“Your son should be able to go to school. He might be able to work, maybe as a janitor or a bagger in a supermarket,” said the geneticist who first diagnosed my son with Down syndrome, just after birth. We’ve just returned for a six-month follow-up exam, and as my baby lies on the exam table, chewing placidly on a rubber giraffe, I’m struck by how differently doctors treat him than they did his older brother, Noah.

When Noah was born, doctors said nothing about his future. I would gaze at his tiny, infant face and imagine he could be anything. Maybe he would write a great novel, find a cure for cancer, a fix for climate change, negotiate a peace treaty. Where Noah’s future seemed delightfully open, his brother Henry’s seemed defined by visions of a lifetime of limitations.

The books and pamphlets we consulted to learn about Down syndrome weren’t precisely descriptive; instead, they tended merely to list every medical complication that might befall my son in the first years. From there, I found experts predicting disappointment at every stage of his life. There is the infamous pronouncement of Princeton University philosopher Peter Singer, who argues for euthanizing babies born with severe disabilities; in Singer’s characterization:

To have a child with Down syndrome is to have a very different experience from having a normal child. It can still be a warm and loving experience, but we must have lowered expectations of our child’s ability. We cannot expect a child with Down syndrome to play the guitar, to develop an appreciation of science fiction, to learn a foreign language, to chat with us about the latest Woody Allen movie, or to be a respectable athlete, basketballer or tennis player.

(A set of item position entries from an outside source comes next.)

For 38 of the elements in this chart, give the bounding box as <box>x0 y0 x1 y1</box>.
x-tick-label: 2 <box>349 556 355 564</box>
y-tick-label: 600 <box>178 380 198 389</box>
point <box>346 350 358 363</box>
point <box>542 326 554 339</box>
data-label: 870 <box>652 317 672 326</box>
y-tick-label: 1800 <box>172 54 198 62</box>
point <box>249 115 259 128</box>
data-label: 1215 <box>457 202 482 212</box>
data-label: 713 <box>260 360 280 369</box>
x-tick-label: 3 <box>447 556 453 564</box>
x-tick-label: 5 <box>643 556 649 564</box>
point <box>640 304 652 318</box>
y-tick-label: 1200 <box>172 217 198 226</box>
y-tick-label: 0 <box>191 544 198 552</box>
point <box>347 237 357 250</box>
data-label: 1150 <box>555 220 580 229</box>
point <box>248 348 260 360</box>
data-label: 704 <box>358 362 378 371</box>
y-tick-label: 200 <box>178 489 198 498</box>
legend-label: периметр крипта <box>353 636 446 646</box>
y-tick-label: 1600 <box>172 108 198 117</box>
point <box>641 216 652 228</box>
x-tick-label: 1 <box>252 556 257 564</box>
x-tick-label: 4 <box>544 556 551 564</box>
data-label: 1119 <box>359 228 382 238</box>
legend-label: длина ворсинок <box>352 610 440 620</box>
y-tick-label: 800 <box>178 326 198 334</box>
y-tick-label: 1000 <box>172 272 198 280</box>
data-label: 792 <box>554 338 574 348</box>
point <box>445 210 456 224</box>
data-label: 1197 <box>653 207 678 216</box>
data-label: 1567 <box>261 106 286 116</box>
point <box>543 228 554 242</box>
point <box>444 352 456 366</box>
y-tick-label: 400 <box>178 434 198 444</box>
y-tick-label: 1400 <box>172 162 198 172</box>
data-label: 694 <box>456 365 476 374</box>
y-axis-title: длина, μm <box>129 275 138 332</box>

Singer’s sweeping statement here is a dangerous myth  —  one powerfully refuted by literary critic Michael Berube, whose son, Jamie, has Down syndrome and could do most of these things at age 14.

A popular education website reports that students with Down syndrome rarely develop beyond the academic level of a typical six- to eight-year-old. That’s another widespread myth: Although they typically learn more slowly, children with Down syndrome have a wide range of academic abilities, and many of their limitations have come from low expectations as much as from lower potential.

More concerning than the inaccuracy of these statements is their overwhelmingly negative cast, which emphasizes future liabilities at the expense of recognizing each individual’s potential for growth and development.

I was reminded of these grim pronouncements when I read a recent New York Times Magazine story about the “Ashley treatment,” the controversial practice of medically induced growth attenuation. Although the “treatment” has never been used on a person with Down syndrome, it is premised on similar beliefs about what the future holds for children with disabilities. According to Douglas Diekema and Daniel Gunther, the doctors who first prescribed it to the patient known as Ashley X, growth attenuation is intended for “nonambulatory children with severe, combined neurologic and cognitive impairment.” It involves administering a combination of hormones, medications, and surgical procedures to stunt their growth and block the development of secondary sex characteristics.

Growth attenuation is designed to keep a child’s body in line with a brain that will never develop more than a minimal level of awareness. The reasoning is that keeping them small and immature will help families care for them and embrace these children in family life. And that’s very dangerous reasoning indeed.

I put the word “treatment” in scare quotes because I associate the term with practices designed to remedy illness, pain, and suffering. I’m not convinced growth attenuation does any of these. In confessing my aversion to this practice, I’m aware that many of the children who receive the Ashley treatment have needs very different from those of my son, Henry. Ashley X is described as unable to walk, sit, or hold up her head without assistance. Although responsive to her surroundings, she cannot speak and gets her nutrition through a tube. While Down syndrome has caused Henry to develop more slowly, at age eight he can read and write; recite whole episodes of The Muppet Show by heart; swim across the pool; and just started his first season of Little League.

And yet, I see a similar logic at work in the way many people perceive Down syndrome: Not only do they believe that my son’s disability allows us to know what his future holds, but that it is a future in which he will be limited and burdensome. It is this same troubling logic that motivated the Canadian government to deny permanent residency to Felipe Montoya, who immigrated from Costa Rica to take a position as professor at York University, because his son with Down syndrome might place a “burden” on the health-care system.